Phase 5: Multimodal-Integration (Woche 10, optional)

Wenn das Memoir Fotos oder gescannte Dokumente hat, durch Gemini mit dem Foto-verankerten-Erinnerungs-Prompt laufen lassen. Kostenlos.

Phase 6: Schluss-Politur (Woche 11)

Zurück zu Claude für den finalen Pass. Politur-Prompt mit Stimm-Anker.

Phase 7: Druck (Woche 12)

Blurb, Lulu oder BookBaby (40-150 USD). In Deutschland auch BoD, Tredition, epubli ab 5 € pro Buch.

Gesamte Barausgaben: 0-60 €. Gesamte Zeit: 12 Wochen mit 30-60-minütigen Tagessitzungen.

Der ehrliche Vergleich mit einem speziellen Memoiren-Tool

Dieser Multi-KI-Workflow erfordert Zeit und Management. Er produziert ein hochwertigeres Memoir als jedes einzelne Tool, aber der Schreiber muss bei jedem Schritt aktiv sein.

Wenn Sie das Management überspringen wollen:

  • Nutzen Sie Memoirji für die gesamte Pipeline. Kostenlos, sprachbasiert, automatisch, auf Deutsch.
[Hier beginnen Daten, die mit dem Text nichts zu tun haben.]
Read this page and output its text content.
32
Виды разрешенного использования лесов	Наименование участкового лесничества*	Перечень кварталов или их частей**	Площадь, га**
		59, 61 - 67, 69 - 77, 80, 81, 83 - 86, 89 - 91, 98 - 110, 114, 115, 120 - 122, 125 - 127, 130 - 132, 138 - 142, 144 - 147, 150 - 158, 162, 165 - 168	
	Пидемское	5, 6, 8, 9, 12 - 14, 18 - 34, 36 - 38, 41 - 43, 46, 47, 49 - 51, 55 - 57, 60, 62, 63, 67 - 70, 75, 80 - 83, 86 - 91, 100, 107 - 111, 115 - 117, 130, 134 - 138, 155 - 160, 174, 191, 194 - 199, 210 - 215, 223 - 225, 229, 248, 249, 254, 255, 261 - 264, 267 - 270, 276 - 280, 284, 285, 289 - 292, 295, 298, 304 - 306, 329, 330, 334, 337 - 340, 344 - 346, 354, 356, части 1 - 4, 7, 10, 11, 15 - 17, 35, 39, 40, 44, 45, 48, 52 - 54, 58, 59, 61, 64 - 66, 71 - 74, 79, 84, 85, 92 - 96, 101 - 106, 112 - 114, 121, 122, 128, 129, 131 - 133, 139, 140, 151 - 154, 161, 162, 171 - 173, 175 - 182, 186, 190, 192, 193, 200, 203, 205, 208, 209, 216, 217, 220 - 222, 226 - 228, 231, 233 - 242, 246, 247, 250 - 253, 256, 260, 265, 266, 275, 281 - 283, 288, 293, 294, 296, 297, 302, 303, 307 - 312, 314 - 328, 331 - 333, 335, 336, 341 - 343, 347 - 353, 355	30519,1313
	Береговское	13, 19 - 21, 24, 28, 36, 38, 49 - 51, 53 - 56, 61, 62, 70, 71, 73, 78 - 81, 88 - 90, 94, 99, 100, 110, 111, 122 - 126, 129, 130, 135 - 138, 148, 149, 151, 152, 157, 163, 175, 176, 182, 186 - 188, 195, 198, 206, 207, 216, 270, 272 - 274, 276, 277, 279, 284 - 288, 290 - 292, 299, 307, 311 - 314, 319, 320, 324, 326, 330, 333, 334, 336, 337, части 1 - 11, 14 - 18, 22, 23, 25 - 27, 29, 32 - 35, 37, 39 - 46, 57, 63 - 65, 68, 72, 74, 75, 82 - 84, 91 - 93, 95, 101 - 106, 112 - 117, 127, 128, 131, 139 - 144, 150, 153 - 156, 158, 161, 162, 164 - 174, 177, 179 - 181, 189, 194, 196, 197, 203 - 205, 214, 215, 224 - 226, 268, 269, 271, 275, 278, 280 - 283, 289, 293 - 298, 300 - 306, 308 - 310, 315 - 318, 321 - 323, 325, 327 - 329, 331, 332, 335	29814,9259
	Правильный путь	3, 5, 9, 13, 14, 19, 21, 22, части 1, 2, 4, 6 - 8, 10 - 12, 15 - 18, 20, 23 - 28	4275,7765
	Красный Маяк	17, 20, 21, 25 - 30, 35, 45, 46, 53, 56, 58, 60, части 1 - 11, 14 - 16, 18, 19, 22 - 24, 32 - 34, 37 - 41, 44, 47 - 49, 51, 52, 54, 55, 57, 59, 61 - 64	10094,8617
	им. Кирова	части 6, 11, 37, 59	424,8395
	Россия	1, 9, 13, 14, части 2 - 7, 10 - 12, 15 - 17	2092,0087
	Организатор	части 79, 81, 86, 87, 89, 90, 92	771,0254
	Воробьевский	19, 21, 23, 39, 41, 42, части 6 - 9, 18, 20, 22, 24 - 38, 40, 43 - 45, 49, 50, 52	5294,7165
Output-Qualität irgendwo zwischen Claude allein und dem Multi-KI-Workflow.
  • Nutzen Sie Storyworth wenn Sie gedrucktes Hardcover wollen und E-Mail-Typing kein Problem ist.

Die meisten Familienmemoiren funktionieren gut mit dem dediziert-Tool-Ansatz. Multi-KI ist die richtige Wahl, wenn Sie hohe Politur anstreben oder das Projekt zur eigenen Schreibpraxis machen.

Wo KI nach wie vor versagt

Eine Erinnerung, dass alle fünf KIs (Claude, Grok, Perplexity, ChatGPT, Gemini) dieselbe fundamentale Einschränkung teilen: Sie können Ihr Leben nicht kennen. Sie liefern die Spezifika. Sie handhaben Struktur, Erweiterung und Politur.

Alles Spezifische, was nicht geliefert wird, wird entweder fabriziert (Claude, ChatGPT, Gemini, Grok) oder aus dem Web abgefragt (Perplexity). Fabrikationen sind selbstbewusst und überzeugend. Immer Faktencheck für alles, was Sie der KI nicht direkt mitgeteilt haben.

Und das KI-Tells-Problem: jedes Modell hat Signatur-Phrasen, die Text als KI-generiert markieren. Aggressiv schneiden. Wörter, auf die zu achten ist: „begeben”, „Vielzahl”, „Tapisserie”, „navigieren”, „eintauchen”. Satzanfänge: „Außerdem”, „Darüber hinaus”. Muster: jeden Abschnitt am Ende zusammenfassen.

Was Sie diese Woche tun

  1. Wählen Sie die KI, die zum Ziel passt.

    • Beste Prosa: Claude
    • Beste Recherche: Perplexity
    • Beste Multimodal: Gemini
    • Bester Allrounder: ChatGPT
    • Management-frei: Memoirji
  2. An einem Kapitel testen. Verpflichten Sie sich nicht zu einem 30-Kapitel-Projekt mit einer ungetesteten KI.

  3. Bei mehreren KIs einen Workflow festlegen. Nicht mitten in der Aufgabe zwischen Tools springen. Der obige Workflow (Memoirji → Claude → Perplexity → Gemini → Claude) ist einer, den ich empfehle.

  4. Druck- oder Teilen-Moment planen. Ein Memoir, das niemand liest, ist ein halbfertiges Projekt. Entscheiden Sie, wer Kopien bekommt, bevor Sie starten.

Die richtige KI zählt weniger als die Bereitschaft des Erzählers, die Geschichten zu erzählen. Wählen Sie ein Tool, bei dem Sie bleiben. Diese Woche starten.